Losing Santa
I was nine, living with my mom and grandparents while Dad was in Vietnam, when I lost my starry-eyed belief in Santa Claus. The world was white, the sky was blue, and I was cold and mad, standing outside my glass school doors. A classmate of mine stood on the inside, warm and sneering. I swung open the door and shouted, “Yes he is real!” She waited a moment, stuck out her head, and said with infuriating calm, “No, he isn’t.” And on it went. I didn’t tell my mom, grandparents or even my sisters what I learned that day; I didn’t have to. Eventually, they all knew that I knew.

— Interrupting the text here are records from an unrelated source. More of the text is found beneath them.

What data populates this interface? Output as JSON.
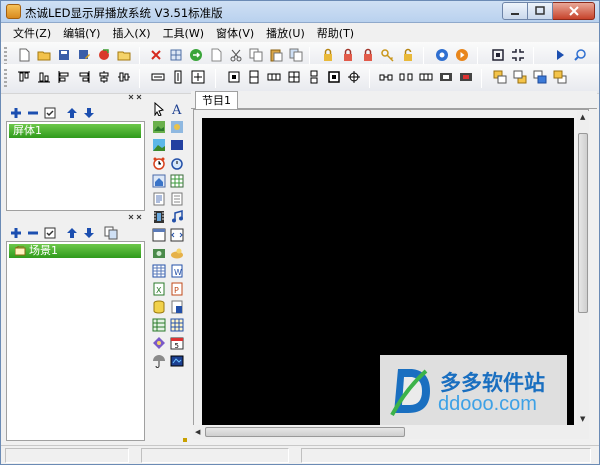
{
  "window": {
    "title": "杰诚LED显示屏播放系统 V3.51标准版"
  },
  "menu": {
    "items": [
      "文件(Z)",
      "编辑(Y)",
      "插入(X)",
      "工具(W)",
      "窗体(V)",
      "播放(U)",
      "帮助(T)"
    ]
  },
  "left_panel": {
    "screen_item": "屏体1",
    "scene_item": "场景1"
  },
  "editor": {
    "tab_label": "节目1"
  },
  "watermark": {
    "title": "多多软件站",
    "url": "ddooo.com"
  },
  "colors": {
    "selection_green": "#3aa622",
    "canvas_black": "#000000",
    "watermark_blue": "#1a6fc0"
  }
}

Jay outlasted me on the belief front. Three months shy of her 12th birthday, she was wary but still believing. A year earlier, she narrowly missed having her eyes opened wide when she confessed her belief to a non-believing friend. Nick’s parents had laid it out for him, but when Jay told him that she believed and explained why (because she once heard jingle bells on our roof), Nick listened and said only, “You might be right, Jay.” I love him for that. I’m not sure precisely when Jay stopped clinging to her visions of a winking old man slipping into her home leaving gifts. One Christmas, I just knew that she knew.

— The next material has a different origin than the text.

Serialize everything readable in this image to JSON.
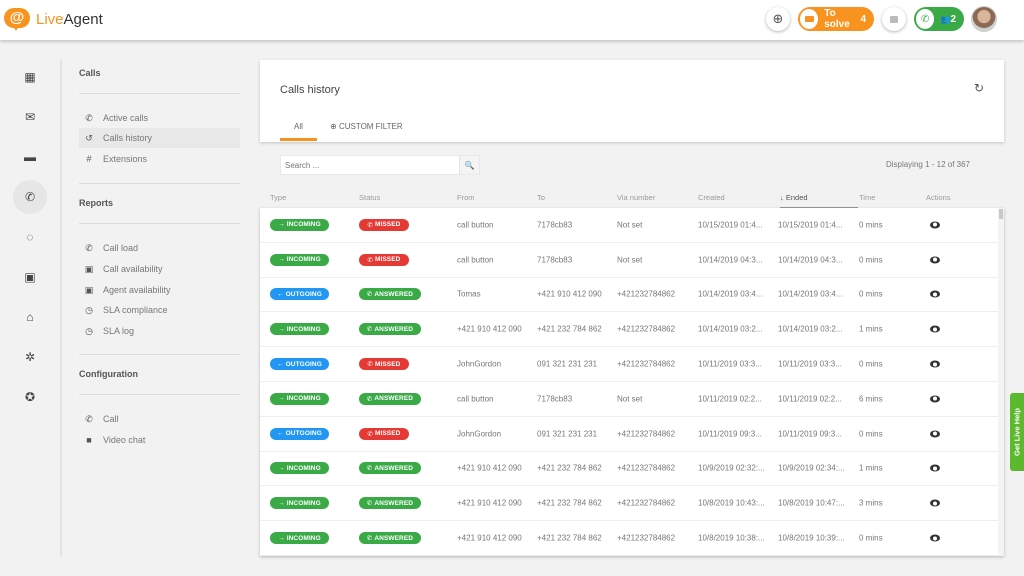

This Christmas, Clyde and Tanner know. I can feel it. BigG asked them to rank their belief in Santa at the bottom of their Christmas Wish lists. “A 5 means you believe and a 1 means you don’t.” They each wrote “4” but later retrieved their lists, crossed out the “4” and bolded “5.” But I know better. They’re only pretending to believe. I know they know that the one bit of magic they were willing to believe isn’t what they thought it was, and their new understanding has left them disappointed and sort of sad.
I won’t talk to them about what they’ve figured out, in part, because as long as they’re willing to pretend, I’m willing to let them, and in part because there’s nothing I can say right now to console them.
I could remind them that what I’ve always told them is still true: “You have to believe to make the magic happen.” I could tell them that Santa is no less real now than he’s ever been. Who or what is Santa, really, I could ask them? I’ve never had to lie about Santa, I could explain, because I believe in unconditional love and heartfelt giving, and that’s Santa. I could say this, I suppose, but I won’t.
Someday I’ll tell them what I know: that the Santa they’ve known until this year will be back, for me and for them, when they have children and join in the work of keeping his spirit alive.